Zum wiederholten Male werden Stolpersteine in Friedenau geschändet.

v.l.n.r.: Gregor Mann von der Stolperstein-Initiative, der Bezirksverordnete Daniel Dittmar und die Bezirksstadträtin Jutta Kaddatz, Stellvertretende Bezirksbürgermeisterin und Leiterin der Abteilung Bildung, Kultur und Sport, bei der Inaugenscheinnahme der Schäden vor Ort. Foto: Ewald Mahr

In der Nacht zu Mittwoch wurden im Ortsteil Friedenau - vor den Häusern in der Dickhardt-, Saar-, Wilhelm-Hauff-, Handjery-, Sponholz- und Wielandstraße - 35 Stolpersteine beschmiert.
Die Beschmutzungen wurden umgehend von Friedenauer Bürgerinnen und Bürgern beseitigt, wie hier an der Dickhardtstraße/Ecke Saarstraße. Das Foto hat unser Leser Ewald Mahr zur Verfügung gestellt. Er ist dankbar dafür, dass sich so viele Helferinnen und Helfer für die Erinnerungskultur einsetzen und sich unermüdlich bei Wind und Wetter an der Beseitigung der Verunreinigung der Stolpersteine beteiligen. Die Friedenauer Stolpersteine werden immer wieder von Unbekanten geschändet.

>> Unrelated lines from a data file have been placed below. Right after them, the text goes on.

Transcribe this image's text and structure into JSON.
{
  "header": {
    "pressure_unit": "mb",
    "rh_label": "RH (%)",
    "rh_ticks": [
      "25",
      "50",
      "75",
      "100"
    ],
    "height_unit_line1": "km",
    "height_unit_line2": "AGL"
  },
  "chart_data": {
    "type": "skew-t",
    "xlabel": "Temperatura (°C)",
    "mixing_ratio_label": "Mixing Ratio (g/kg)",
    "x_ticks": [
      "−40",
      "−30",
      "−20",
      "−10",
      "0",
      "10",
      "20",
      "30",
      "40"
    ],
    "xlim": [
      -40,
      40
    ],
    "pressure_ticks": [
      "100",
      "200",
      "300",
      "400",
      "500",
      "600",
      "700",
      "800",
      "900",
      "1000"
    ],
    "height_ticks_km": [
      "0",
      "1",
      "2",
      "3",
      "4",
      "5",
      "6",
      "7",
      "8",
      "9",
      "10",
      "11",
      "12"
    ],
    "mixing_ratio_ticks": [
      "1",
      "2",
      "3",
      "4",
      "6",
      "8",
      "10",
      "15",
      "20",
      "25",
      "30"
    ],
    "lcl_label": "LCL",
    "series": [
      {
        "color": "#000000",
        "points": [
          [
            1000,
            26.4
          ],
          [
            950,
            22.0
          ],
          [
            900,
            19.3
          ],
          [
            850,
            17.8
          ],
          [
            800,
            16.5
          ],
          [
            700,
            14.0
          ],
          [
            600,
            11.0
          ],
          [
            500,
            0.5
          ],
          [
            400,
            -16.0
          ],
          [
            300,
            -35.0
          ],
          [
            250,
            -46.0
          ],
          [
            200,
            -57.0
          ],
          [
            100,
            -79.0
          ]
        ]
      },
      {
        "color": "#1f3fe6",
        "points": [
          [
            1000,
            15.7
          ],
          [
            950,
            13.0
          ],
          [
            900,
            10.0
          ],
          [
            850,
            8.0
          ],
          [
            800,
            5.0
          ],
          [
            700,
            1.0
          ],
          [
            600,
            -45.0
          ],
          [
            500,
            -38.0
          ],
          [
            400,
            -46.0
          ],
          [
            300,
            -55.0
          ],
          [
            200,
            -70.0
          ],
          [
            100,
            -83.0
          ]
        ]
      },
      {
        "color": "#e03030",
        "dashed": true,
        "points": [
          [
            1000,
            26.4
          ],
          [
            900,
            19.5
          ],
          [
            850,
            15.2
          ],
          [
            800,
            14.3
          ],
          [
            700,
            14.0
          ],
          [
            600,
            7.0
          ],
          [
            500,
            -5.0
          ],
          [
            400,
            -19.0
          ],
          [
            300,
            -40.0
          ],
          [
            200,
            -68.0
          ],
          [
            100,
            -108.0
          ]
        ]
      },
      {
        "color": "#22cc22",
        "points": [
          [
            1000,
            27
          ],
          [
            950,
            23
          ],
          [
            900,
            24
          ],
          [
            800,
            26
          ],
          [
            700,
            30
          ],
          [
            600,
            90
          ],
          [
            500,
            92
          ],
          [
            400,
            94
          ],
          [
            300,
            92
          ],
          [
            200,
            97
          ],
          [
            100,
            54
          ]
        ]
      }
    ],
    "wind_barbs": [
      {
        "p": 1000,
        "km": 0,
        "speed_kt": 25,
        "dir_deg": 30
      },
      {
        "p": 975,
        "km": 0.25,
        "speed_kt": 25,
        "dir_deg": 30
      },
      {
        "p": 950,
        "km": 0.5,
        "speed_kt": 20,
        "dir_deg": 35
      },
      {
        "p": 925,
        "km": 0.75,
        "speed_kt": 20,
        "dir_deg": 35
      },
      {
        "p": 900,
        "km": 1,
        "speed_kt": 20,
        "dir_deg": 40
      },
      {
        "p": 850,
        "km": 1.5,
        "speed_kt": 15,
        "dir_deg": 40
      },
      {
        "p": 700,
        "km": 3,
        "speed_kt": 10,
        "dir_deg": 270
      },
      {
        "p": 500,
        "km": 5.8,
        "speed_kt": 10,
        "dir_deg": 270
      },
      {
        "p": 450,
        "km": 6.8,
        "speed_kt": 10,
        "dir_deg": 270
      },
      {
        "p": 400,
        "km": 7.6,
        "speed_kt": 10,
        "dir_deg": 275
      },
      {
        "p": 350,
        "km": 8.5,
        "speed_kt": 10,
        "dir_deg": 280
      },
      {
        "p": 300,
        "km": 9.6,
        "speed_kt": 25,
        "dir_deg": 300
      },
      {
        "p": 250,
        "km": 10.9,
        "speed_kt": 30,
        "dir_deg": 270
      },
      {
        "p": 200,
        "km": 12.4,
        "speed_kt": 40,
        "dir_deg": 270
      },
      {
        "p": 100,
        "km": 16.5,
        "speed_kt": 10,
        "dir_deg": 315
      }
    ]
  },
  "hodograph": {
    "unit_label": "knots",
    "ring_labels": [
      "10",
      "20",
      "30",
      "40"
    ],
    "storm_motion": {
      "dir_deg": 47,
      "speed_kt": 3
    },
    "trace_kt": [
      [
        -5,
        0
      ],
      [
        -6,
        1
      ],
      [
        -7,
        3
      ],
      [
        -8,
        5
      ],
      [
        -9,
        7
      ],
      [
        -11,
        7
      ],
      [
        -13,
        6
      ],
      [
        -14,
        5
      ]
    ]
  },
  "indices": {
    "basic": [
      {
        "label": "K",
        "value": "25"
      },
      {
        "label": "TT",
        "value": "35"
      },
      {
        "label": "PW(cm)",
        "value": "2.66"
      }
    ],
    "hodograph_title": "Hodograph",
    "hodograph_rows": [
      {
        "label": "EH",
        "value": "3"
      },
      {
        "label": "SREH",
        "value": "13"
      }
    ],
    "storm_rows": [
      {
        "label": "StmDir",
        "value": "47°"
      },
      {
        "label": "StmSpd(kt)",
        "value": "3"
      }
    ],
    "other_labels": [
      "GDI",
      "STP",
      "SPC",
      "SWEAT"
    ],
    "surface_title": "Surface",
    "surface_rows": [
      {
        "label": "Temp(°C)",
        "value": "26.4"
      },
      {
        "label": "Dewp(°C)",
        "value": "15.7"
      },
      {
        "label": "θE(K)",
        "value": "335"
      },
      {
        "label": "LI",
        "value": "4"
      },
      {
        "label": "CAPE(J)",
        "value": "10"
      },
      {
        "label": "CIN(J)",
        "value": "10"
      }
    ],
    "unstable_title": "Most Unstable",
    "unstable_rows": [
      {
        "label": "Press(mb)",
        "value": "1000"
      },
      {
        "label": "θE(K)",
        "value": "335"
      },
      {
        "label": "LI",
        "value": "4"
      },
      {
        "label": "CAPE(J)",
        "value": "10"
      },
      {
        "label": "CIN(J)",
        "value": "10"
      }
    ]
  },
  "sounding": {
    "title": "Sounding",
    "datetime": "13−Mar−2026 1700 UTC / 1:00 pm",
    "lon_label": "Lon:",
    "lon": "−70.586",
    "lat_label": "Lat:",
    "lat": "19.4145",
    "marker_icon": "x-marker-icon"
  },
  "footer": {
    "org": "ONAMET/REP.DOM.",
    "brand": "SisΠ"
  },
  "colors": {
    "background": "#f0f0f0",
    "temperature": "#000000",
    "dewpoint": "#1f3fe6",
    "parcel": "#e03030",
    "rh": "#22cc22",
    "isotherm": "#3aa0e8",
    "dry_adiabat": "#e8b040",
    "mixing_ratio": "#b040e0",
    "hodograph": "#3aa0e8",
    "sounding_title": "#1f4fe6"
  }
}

Im Bezirk Tempelhof-Schöneberg sind bereits über 600 Stolpersteine verlegt worden. Das Bezirksamt ist dabei, eine halbe Stelle für die Koordinierung von Stolpersteinen im Bezirk auszuschreiben. Bis diese besetzt ist, soll ab 15. Februar ein Halbjahresvertrag abgeschlossen werden, damit die Verlegung neuer Stolpersteine endlich wieder unterstützt werden kann. Seit gut 2 Jahren kämpft die Stolperstein-Initiative Stierstraße unter anderem mit Mahnwachen vor dem Rathaus Schöneberg für die Einrichtung dieser Stelle, nachdem eine mit EU-Mitteln geförderte Stelle ausgelaufen war.